The close chronological proximity of this study to the procedure and the information given during phase I cardiac rehabilitation may make patients, at the time of recruitment into the study, more inclined to take medication. The sustainability of this adherence was not investigated as it was
outwith the scope of the research question. The cohort studied included patients who had undergone PCI electively or following an acute MI. Whether a patient had experienced an MI or they were having PCI electively may have augmented an increase in motivation to take medication. Those patients who had experienced an MI spoke of excruciating pain, as well as fear of subsequent events. The risk of stent thrombosis to patients from non-adherence with post-PCI medication is however the
same. Therefore, it is appropriate LY2157299 in vitro to be indiscriminate with the selection of a post-PCI cohort. The qualitative results of the study are based on interviews with patients. It should be noted that quotations are thus based on accounts of events rather than on specific evidence of those events. Also, from a reflexive perspective, all participants in the study knew they were going to be interviewed by a pharmacist about their adherence to medication. Again, these factors may have influenced the study and the responses for participants. This was the first study to explore the patient-specific factors associated with medication adherence in a post-PCI cohort. However, patient adherence to the antiplatelet drug clopidogrel has been measured in Neratinib purchase two studies of post-PCI patients without characterising the reasons for such adherence. Firstly, Spertus et al. reported that one in seven post-MI patients with a stent stopped clopidogrel by 30 days, resulting in a significant increase in mortality over the next 11 months from 0.7 to 7.5% (P < 0.001).[19] No patients in the cohort studied in this research overtly stated the opinion that they would cease clopidogrel, except on the decision of a doctor. Secondly, Ho et al.

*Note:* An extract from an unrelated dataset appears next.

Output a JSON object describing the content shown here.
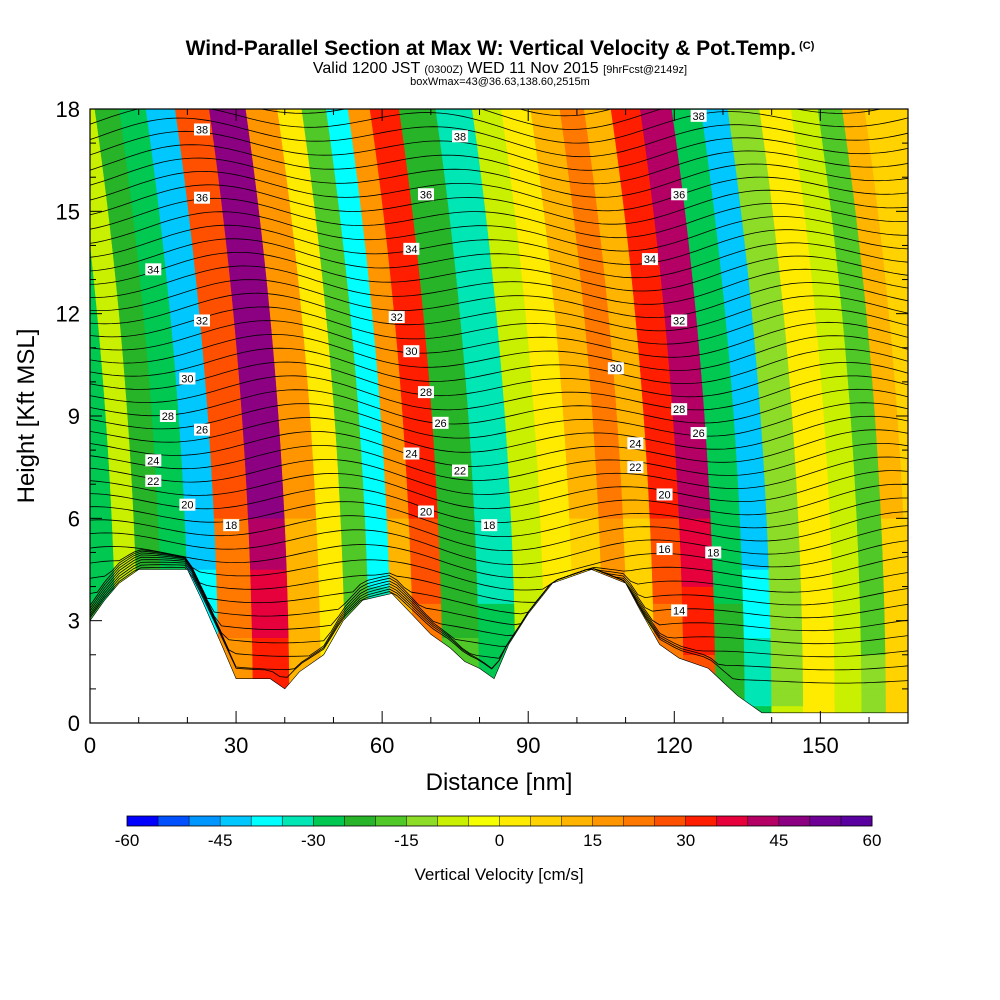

reported that discontinuation of clopidogrel increases risk of mortality in post-ACS patients with a stent from 6.9 to 19.9% (P < 0.001).[16] The risk of not being adherent with the post-PCI antiplatelet regimen is evidently potentially life-threatening. In light of the discovery Tangeritin in this research, greater emphasis should be placed on the importance of aspirin, both by the healthcare professional and for the patient by means of appropriate education about the risks of death. The proportion of patients with high ABS and low NABS, suggestive of good adherence, was considerably higher than the 50% mean adherence rate for patients on medication for long-term conditions.[15] The results presented give an insight into patient-specific themes relating to adherence behaviour as well as quantifying that behaviour. For some patients the role of the community pharmacist was not well understood.